The economy added a robust 943,000 jobs in July, the government reported Friday, and the unemployment rate fell last month to 5.4%, from 5.9%. That followed a similarly strong report for June.

Rosengren said that while he agreed with Powell that current inflation levels were mostly driven by temporary factors related to supply shortages, such as spikes in used car prices, other factors such as rising wages were likely to persist and keep inflation at least slightly above 2% through next year.

“I welcome the fact that we’re seeing higher wages,” Rosengren said. “That’s good for greater economic equality. … We do want to see sustained increases in wages to make sure that we have sustained increases in prices.”

Powell and some other Fed officials, including Presidents Mary Daly of the San Francisco Fed and Neel Kashkari of the Minneapolis Fed, have said they remain focused on making more progress in reducing unemployment before pulling back on the Fed’s stimulus efforts. Even after last week’s jobs report, the economy still has 5.7 million fewer jobs than before the pandemic.

Yet Rosengren suggested that the bond purchases, which are intended to boost consumer and business spending and spur demand for workers, are less effective when demand for labor is already strong and is being held back by disrupted supply chains. Many of the unemployed have concerns about contracting the virus at a job or have children to care for. Some have been receiving a soon-to-expire $300-a-week federal unemployment supplement or have been holding out for higher pay.

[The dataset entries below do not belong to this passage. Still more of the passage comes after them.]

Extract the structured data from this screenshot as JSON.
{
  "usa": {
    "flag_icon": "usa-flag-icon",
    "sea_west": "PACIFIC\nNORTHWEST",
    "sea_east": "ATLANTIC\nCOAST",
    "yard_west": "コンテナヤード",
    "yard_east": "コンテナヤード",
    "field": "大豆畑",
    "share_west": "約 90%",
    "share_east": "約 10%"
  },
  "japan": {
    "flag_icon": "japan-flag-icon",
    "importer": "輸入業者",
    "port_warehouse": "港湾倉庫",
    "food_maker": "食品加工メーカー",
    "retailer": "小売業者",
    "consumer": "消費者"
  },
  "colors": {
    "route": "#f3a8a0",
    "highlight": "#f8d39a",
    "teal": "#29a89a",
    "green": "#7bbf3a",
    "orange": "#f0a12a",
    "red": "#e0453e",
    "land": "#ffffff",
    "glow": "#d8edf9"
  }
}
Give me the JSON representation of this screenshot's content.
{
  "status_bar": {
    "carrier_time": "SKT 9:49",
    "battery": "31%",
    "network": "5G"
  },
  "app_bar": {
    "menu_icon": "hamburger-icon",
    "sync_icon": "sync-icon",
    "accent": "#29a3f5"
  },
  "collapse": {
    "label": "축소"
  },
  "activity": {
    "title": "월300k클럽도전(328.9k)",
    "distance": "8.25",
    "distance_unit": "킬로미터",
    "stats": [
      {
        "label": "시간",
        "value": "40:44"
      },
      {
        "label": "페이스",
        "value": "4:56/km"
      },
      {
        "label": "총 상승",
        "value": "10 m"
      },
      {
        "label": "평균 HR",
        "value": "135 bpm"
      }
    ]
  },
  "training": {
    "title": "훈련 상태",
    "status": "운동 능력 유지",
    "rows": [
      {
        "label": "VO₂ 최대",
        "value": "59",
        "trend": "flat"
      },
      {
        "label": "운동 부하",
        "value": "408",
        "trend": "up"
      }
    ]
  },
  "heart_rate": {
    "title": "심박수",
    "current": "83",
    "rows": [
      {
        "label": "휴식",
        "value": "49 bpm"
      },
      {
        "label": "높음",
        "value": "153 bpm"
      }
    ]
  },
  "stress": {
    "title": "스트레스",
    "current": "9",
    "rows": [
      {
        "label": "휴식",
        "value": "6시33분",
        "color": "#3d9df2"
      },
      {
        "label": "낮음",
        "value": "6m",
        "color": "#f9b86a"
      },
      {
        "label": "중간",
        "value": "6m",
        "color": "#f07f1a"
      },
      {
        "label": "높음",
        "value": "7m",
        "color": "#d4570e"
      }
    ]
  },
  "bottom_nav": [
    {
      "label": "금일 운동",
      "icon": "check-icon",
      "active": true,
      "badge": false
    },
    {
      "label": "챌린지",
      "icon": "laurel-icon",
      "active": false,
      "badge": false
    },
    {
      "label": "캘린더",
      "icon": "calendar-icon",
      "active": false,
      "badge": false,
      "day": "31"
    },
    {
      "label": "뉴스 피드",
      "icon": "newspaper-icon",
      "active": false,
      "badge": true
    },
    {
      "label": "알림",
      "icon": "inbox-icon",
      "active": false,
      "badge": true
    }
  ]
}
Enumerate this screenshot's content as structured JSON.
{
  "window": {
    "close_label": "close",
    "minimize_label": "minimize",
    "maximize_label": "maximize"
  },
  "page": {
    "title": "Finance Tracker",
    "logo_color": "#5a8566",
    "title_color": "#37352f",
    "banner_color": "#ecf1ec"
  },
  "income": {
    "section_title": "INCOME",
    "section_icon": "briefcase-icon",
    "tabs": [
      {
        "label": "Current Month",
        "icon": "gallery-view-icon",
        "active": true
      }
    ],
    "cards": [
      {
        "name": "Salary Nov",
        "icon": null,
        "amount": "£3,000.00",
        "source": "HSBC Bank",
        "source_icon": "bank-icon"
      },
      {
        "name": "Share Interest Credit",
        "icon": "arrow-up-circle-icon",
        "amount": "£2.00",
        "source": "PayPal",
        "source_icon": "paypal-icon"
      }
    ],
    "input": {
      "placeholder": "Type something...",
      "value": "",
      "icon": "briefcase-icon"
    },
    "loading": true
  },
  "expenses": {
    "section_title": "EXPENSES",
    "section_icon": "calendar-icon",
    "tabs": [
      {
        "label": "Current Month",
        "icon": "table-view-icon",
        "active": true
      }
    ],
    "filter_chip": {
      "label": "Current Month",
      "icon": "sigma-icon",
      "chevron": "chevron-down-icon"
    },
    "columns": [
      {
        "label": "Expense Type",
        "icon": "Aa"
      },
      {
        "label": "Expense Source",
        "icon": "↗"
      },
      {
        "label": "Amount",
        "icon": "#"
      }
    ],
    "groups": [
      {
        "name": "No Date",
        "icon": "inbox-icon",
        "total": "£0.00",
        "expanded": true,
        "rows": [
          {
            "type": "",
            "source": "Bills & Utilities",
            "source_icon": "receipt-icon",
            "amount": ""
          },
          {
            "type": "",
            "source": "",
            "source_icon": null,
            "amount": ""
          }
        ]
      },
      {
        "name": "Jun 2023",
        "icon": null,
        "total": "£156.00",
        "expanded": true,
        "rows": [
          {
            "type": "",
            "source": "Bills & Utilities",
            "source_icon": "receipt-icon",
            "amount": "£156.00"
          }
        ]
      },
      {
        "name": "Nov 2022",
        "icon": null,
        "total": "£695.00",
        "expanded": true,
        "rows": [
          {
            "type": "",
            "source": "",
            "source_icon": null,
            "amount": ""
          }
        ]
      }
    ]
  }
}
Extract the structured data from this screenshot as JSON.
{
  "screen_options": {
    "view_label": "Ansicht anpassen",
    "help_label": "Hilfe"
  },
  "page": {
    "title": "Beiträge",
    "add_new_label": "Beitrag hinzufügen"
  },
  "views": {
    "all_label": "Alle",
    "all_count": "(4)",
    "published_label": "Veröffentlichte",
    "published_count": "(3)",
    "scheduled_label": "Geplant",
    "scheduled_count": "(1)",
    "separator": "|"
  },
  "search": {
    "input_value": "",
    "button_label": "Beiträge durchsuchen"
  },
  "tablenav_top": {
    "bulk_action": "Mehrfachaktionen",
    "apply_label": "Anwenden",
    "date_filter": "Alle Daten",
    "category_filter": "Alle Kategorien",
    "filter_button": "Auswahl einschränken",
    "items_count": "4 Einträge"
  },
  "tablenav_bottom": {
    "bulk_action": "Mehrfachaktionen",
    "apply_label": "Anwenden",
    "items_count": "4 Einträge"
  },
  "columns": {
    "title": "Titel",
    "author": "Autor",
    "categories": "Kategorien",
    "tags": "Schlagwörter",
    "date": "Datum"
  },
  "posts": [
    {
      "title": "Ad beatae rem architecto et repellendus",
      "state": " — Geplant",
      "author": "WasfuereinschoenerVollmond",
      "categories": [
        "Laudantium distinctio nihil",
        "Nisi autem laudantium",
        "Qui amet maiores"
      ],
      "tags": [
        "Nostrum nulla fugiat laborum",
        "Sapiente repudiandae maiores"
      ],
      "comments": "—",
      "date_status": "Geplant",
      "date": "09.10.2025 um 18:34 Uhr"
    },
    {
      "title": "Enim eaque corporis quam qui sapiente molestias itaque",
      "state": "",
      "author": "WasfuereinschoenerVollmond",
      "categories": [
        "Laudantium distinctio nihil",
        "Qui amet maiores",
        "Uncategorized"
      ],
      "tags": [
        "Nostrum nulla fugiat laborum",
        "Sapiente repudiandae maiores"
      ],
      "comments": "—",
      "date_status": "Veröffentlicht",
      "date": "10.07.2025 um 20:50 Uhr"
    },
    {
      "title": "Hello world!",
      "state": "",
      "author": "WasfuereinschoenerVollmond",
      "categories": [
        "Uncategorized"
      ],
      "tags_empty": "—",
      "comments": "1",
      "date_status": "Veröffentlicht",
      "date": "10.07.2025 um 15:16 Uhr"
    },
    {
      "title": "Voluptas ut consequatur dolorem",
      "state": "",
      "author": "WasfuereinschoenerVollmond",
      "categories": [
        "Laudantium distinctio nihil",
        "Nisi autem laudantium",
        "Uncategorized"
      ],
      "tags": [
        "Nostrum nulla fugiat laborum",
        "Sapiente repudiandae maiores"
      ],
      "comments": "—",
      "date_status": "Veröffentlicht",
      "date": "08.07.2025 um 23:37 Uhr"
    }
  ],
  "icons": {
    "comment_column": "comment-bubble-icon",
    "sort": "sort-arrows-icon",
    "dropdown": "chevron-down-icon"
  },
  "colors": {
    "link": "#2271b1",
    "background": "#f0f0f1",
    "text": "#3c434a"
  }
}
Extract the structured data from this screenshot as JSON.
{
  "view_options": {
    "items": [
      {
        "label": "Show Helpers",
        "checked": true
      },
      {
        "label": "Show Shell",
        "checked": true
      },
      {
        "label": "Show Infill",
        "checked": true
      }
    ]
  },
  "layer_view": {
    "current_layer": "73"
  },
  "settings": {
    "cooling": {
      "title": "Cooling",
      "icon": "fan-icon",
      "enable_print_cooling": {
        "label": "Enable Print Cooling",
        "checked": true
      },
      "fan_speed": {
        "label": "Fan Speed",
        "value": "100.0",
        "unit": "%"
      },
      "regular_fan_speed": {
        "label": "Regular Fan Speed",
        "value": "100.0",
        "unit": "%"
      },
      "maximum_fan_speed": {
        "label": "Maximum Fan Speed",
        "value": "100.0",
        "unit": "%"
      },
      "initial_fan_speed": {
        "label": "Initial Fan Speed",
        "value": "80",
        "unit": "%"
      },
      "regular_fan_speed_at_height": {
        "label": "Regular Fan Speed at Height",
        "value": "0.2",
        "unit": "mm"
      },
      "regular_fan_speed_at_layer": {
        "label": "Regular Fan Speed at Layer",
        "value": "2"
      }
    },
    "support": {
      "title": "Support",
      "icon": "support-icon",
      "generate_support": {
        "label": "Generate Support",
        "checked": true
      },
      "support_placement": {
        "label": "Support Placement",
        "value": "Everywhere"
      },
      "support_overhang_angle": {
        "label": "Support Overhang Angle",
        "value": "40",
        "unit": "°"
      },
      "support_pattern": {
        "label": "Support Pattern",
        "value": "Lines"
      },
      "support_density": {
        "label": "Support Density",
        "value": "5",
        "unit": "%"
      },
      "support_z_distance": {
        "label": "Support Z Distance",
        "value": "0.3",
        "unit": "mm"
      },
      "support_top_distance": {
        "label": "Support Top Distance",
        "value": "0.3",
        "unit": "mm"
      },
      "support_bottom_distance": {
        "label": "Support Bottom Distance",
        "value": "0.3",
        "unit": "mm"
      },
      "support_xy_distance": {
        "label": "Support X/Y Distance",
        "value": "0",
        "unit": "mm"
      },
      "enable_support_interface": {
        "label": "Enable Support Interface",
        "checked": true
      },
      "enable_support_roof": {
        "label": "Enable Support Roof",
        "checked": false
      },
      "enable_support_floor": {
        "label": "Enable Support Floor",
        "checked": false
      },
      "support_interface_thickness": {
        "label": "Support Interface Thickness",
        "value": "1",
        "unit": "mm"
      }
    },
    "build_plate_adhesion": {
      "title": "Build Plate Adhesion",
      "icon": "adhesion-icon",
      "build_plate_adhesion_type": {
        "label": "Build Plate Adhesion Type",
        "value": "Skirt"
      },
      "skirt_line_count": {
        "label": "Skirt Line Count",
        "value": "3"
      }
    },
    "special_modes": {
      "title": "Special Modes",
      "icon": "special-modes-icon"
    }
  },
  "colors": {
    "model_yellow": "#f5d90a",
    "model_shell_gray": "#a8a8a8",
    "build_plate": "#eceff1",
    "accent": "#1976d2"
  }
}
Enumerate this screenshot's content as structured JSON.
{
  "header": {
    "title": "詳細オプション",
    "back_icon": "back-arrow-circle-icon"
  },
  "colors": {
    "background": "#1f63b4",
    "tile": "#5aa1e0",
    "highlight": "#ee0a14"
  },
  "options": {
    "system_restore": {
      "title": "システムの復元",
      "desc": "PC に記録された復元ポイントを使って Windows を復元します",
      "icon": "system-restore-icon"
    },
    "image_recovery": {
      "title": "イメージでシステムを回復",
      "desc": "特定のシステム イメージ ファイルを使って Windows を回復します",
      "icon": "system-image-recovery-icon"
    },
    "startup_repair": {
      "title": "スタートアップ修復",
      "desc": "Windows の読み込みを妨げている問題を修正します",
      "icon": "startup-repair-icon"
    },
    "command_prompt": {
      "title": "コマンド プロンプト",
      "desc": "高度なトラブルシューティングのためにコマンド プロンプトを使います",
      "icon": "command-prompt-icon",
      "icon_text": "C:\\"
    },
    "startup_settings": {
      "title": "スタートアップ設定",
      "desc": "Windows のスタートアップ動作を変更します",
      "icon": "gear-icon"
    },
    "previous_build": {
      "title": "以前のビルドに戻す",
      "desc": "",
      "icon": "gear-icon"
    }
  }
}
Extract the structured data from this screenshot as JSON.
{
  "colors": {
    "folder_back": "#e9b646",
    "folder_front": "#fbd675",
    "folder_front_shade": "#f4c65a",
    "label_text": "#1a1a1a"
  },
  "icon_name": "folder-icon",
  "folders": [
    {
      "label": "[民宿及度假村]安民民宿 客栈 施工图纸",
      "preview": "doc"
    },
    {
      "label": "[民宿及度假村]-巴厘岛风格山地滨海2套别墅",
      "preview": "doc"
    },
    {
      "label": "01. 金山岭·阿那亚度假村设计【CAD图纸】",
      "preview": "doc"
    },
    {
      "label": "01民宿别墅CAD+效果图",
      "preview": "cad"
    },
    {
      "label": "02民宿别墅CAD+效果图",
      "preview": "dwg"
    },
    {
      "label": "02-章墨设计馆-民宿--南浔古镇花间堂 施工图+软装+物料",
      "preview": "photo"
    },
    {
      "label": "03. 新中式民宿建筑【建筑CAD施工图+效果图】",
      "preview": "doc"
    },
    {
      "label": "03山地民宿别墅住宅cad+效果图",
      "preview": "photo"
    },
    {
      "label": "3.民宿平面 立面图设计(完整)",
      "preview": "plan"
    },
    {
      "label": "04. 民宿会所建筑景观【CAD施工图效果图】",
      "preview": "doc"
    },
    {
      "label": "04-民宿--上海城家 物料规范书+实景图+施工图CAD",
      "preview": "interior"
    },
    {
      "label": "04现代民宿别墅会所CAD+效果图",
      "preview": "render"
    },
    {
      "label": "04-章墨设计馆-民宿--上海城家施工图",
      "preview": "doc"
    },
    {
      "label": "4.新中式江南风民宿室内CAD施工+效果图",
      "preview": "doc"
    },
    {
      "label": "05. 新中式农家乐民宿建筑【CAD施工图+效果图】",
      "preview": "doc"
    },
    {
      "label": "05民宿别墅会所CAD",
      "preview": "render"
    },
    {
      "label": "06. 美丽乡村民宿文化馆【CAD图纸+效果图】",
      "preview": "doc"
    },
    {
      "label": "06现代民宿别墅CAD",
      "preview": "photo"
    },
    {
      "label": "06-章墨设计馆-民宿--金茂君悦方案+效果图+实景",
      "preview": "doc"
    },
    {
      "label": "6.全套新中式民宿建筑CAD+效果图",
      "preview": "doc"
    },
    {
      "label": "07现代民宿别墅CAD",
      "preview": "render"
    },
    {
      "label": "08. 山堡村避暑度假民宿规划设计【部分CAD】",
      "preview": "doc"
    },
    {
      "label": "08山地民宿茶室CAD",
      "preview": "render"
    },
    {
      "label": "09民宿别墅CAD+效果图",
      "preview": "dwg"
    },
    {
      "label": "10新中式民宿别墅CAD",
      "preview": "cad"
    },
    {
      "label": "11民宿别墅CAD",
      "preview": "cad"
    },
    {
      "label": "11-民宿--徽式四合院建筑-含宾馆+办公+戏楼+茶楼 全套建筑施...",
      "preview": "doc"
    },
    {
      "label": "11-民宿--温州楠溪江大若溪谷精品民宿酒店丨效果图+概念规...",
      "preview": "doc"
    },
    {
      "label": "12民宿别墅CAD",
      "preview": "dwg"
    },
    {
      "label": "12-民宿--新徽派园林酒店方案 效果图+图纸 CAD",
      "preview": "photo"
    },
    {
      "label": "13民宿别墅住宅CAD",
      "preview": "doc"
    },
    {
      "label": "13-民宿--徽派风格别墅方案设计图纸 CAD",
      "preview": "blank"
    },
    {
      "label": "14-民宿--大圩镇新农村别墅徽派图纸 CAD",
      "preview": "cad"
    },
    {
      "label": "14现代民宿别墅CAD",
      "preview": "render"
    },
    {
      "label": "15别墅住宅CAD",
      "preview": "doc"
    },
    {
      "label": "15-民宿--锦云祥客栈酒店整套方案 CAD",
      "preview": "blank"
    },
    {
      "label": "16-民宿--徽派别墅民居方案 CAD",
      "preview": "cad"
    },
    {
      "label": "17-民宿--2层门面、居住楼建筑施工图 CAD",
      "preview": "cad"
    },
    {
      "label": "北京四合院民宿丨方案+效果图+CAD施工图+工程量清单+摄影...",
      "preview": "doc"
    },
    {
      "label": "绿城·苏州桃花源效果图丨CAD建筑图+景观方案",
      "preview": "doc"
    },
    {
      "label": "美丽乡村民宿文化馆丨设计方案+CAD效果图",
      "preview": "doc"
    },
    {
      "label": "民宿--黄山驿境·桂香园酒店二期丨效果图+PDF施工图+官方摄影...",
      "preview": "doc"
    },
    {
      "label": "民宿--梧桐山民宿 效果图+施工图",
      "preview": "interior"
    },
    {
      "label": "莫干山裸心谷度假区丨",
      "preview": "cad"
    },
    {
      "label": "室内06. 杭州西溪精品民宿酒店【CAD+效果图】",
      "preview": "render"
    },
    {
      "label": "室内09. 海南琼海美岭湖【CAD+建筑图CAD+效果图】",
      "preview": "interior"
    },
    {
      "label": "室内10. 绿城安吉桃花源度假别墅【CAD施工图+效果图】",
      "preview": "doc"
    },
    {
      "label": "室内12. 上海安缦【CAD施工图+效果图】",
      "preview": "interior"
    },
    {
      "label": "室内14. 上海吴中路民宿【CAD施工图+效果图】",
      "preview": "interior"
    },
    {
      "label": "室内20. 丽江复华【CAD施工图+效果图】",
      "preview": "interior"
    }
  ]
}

“If you continue to purchase assets, the reaction primarily is in pricing, not so much in employment,” the Boston Fed president said. “I don’t think asset purchases are having the desired impact on really promoting employment.”

Home prices are soaring, yet just 8,300 jobs were added in residential construction last month, Rosengren noted. Fewer than 1,000 jobs were added in auto manufacturing. Nearly all the 943,000 jobs added were outside those two interest-rate sensitive sectors that Fed policies are intended to bolster.